We encourage our district to use the Moodle instance by making it easier for them!
Our other districts who have moodle instances use them a little, a bit more, to not at all.
We went to one of our districts last week, for a 2 hr admin. training, of which I pulled together some Moodle administrative information and used as a guide during the training. During this session, we listened, a lot. Along the way we learned that the teachers at the district are over taxed, over system ed, are busy and maintain multiple accounts on different systems. Why does this matter? During our training, the conversation went to using LDAP, which we just implemented for another district, to authenticate accounts in the moodle.
In other words, we would leverage the existing account data, defined in an LDAP server, rather than making new accounts and passwords. Not a huge deal, but a convenience for the teachers.
Today, my customer who we meet with, sent this message to her colleague about the use of the LDAP data. The language that she uses is interesting to me, it is a little incorrect, but still interesting.
"In order to make Moodle accessible for any teacher interested BOCES is going to load all of our teachers using LDAP. That way they will all be enrolled and will have the same login credentials as they do for their computer."The will have the same log in credentials as when they log into their network. Their account will actually be created in Moodle the first time they attempt to log into the Moodle using their LDAP matching credentials. First log in = create account. There are no *enrollments taking place here, strictly account authentication.
Top 11 ways to encourage our districts to use their Moodle site!

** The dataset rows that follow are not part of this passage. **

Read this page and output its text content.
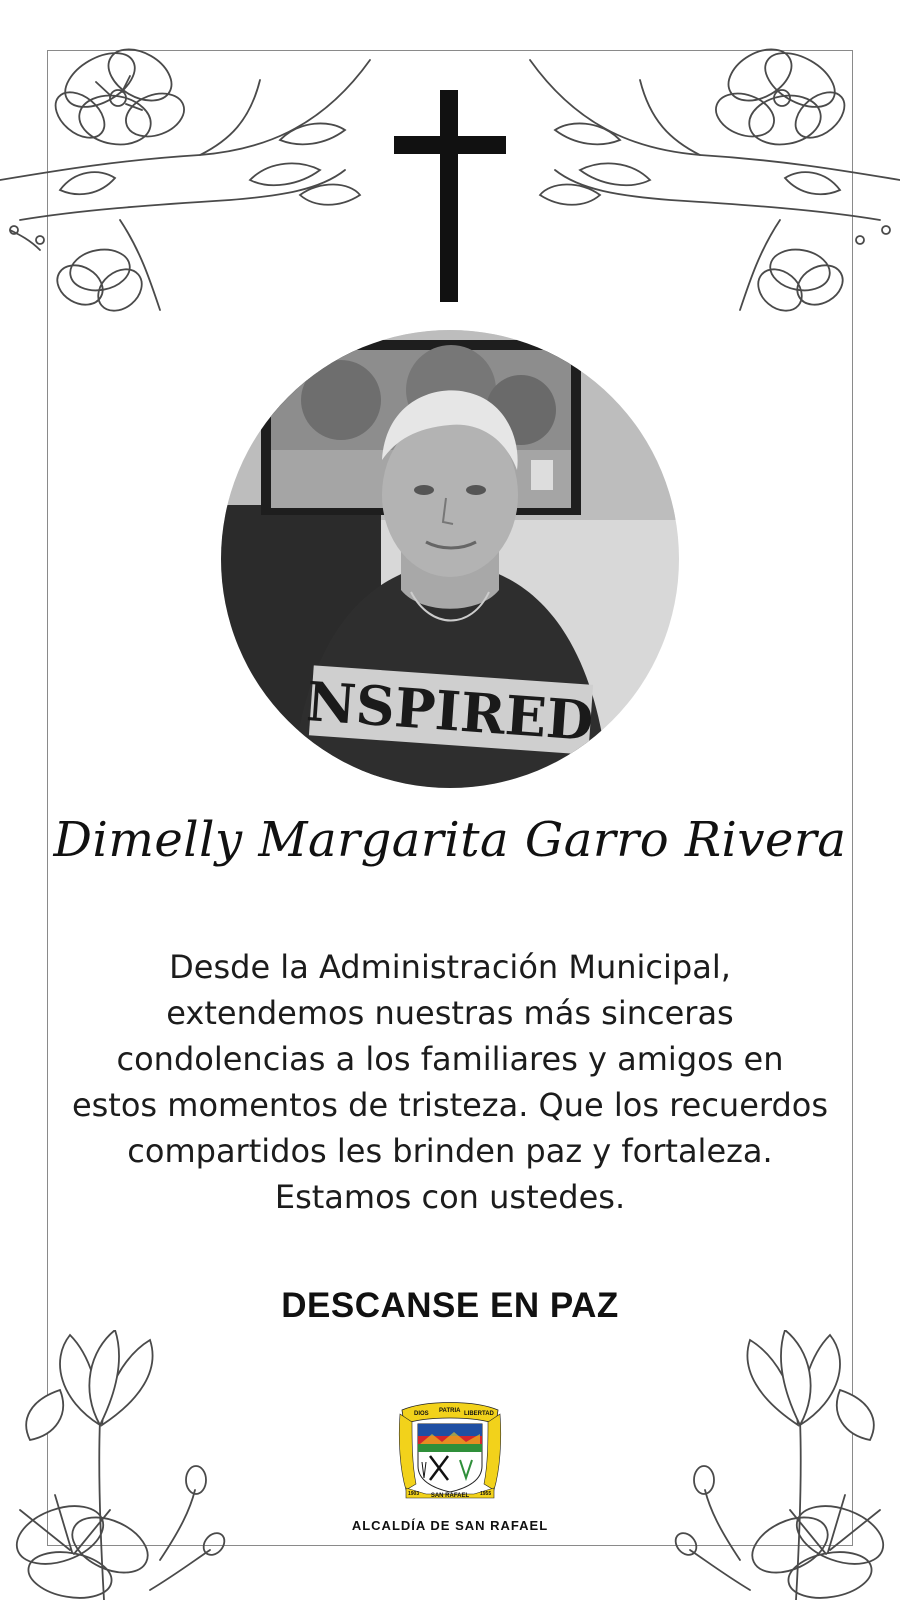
NSPIRED
Dimelly Margarita Garro Rivera
Desde la Administración Municipal, extendemos nuestras más sinceras condolencias a los familiares y amigos en estos momentos de tristeza. Que los recuerdos compartidos les brinden paz y fortaleza. Estamos con ustedes.
DESCANSE EN PAZ
DIOS PATRIA LIBERTAD
1903 SAN RAFAEL 1955
ALCALDÍA DE SAN RAFAEL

1 - configure it to use LDAP
2 - Help with whatever account creation \ enrollment process they want to follow. If they want to allow students to create their own accounts and enroll - help them do this.

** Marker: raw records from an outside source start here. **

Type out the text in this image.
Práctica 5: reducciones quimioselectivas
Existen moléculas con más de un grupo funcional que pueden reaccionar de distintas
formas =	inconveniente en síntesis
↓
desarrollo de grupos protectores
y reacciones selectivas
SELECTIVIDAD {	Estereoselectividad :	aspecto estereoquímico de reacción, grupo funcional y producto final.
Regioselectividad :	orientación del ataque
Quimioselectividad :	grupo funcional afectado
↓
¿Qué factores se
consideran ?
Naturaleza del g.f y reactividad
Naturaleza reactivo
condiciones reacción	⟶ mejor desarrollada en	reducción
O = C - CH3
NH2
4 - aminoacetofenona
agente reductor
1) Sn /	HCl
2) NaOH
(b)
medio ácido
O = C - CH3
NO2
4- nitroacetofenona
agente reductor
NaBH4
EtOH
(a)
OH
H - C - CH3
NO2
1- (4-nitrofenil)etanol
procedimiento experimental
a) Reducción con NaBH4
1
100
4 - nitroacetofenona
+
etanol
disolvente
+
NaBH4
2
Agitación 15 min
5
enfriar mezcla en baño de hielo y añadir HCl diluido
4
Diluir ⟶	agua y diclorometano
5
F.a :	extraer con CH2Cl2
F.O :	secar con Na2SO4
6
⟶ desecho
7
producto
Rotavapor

3 - Set up reasonable site policies. Do not kill them with worries and lengthy password policies and tiny file upload limits.
4 - Show them how to use the big three activities in Moodle (assignments, quizzes, forums)
5 - Set up a sandbox course for play, enroll a sample teacher account or two
6 - Offer to go to their site and train them. Help!
7 - Set up period review sessions (once a year at min.) discuss what has been working, what else we can do for them
8 - Provide them with data, to help justify their decision to use the Moodle. Report logs work well for this.
9 - Show them how to send a forgot password request, how to reset a password in the account (if applicable)
10 - Show the site manager how to log into a different role in Moodle. Great for troubleshooting issues.
11 - Allow some of the site content to be accessible to a guest. Meaning - the consumer of the content does not have to have an account in moodle - that is easy!
If this helps the teachers to embrace the use of Moodle, i'm all in.We shall see.